TiNb2O7-Keratin derived carbon nanocomposites as novel anode materials for high-capacity lithium-ion batteries
Ganesh Babu Thiyagarajan,
Vasu Shanmugam,
Michael Wilhelm,
Sanjay Mathur,
Sahana B. Moodakare,
Ravi Kumar
Affiliations
Ganesh Babu Thiyagarajan
Laboratory for High Performance Ceramics, Department of Metallurgical and Materials Engineering, Indian Institute of Technology-Madras (IIT Madras), Chennai, 600036, India; Ceramic Technologies Group-Center of Excellence in Materials and Manufacturing for Futuristic Mobility, Indian Institute of Technology-Madras (IIT Madras), Chennai, 600036, India
Vasu Shanmugam
Centre for Automotive Energy Materials, International Advanced Research Centre for Powder Metallurgy and New Materials, IITM Research Park, Taramani, Chennai, 600113, India
Michael Wilhelm
Department of Chemistry, Institute of Inorganic Chemistry, University of Cologne, Greinstraße 6, 50939, Cologne, Germany
Sanjay Mathur
Laboratory for High Performance Ceramics, Department of Metallurgical and Materials Engineering, Indian Institute of Technology-Madras (IIT Madras), Chennai, 600036, India; Ceramic Technologies Group-Center of Excellence in Materials and Manufacturing for Futuristic Mobility, Indian Institute of Technology-Madras (IIT Madras), Chennai, 600036, India; Department of Chemistry, Institute of Inorganic Chemistry, University of Cologne, Greinstraße 6, 50939, Cologne, Germany; Corresponding author. Department of Chemistry, Institute of Inorganic Chemistry, University of Cologne, Greinstraße 6, 50939, Cologne, Germany.
Sahana B. Moodakare
Centre for Automotive Energy Materials, International Advanced Research Centre for Powder Metallurgy and New Materials, IITM Research Park, Taramani, Chennai, 600113, India; Corresponding author. Centre for Automotive Energy Materials, International Advanced Research Centre for Powder Metallurgy and New Materials, IITM Research Park, Taramani, Chennai, 600113, India.
Ravi Kumar
Laboratory for High Performance Ceramics, Department of Metallurgical and Materials Engineering, Indian Institute of Technology-Madras (IIT Madras), Chennai, 600036, India; Ceramic Technologies Group-Center of Excellence in Materials and Manufacturing for Futuristic Mobility, Indian Institute of Technology-Madras (IIT Madras), Chennai, 600036, India; Corresponding author. Laboratory for High Performance Ceramics, Department of Metallurgical and Materials Engineering, Indian Institute of Technology-Madras (IIT Madras), Chennai, 600036, India.

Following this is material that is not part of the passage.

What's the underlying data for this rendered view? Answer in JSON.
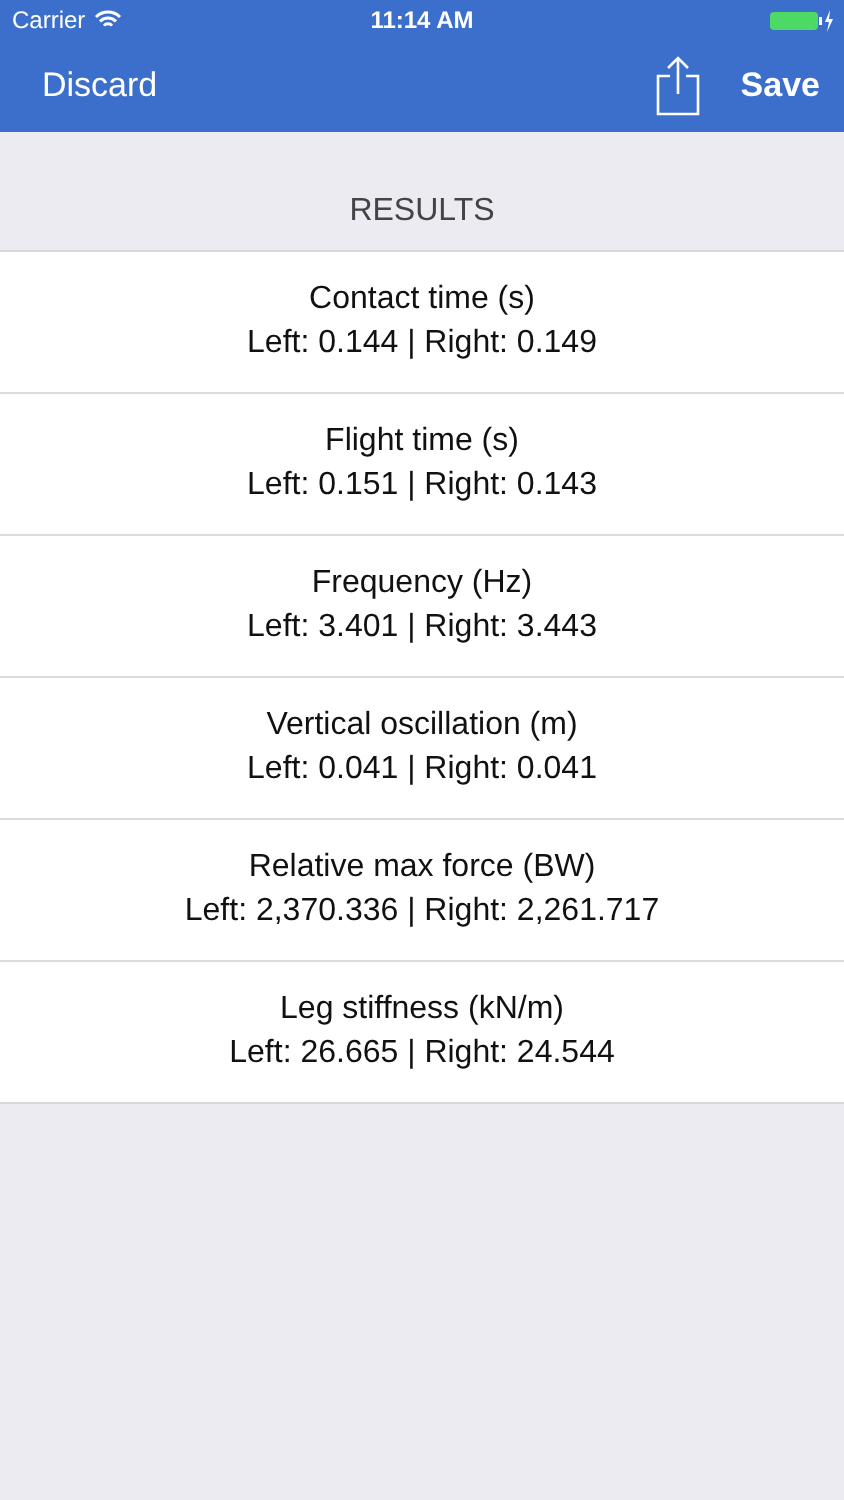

TiNb2O7/carbon nanocomposites synthesized through a simple, surfactant assisted precursor route is reported as a promising alternative anode material for lithium-ion batteries (LIBs). The carbon component of the nanocomposites is derived from an inexpensive and sustainable keratin rich biological source. The reinforcement of carbon in TiNb2O7 facilitated the formation of non-stoichiometric (Ti0.712Nb0.288)O2 crystalline phase, in addition to the stoichiometric TiNb2O7 phase. It also yielded a high specific surface area (~90 m2 g−1) and reduced crystallite size (~4 nm). Electrochemical results exemplified high reversible capacity of 356 mAh g−1 at 0.1 C and remarkable rate capability of ~26 mAh g−1 at ultra-high current rate of 32C. TiNb2O7/carbon nanocomposites also demonstrated remarkable cyclic stability with large capacity retention of 85% even after 50 cycles at 1 C. The experimental data attests the potential of TiNb2O7/keratin derived carbon nanocomposites as economically and environmentally viable promising anode material for LIBs.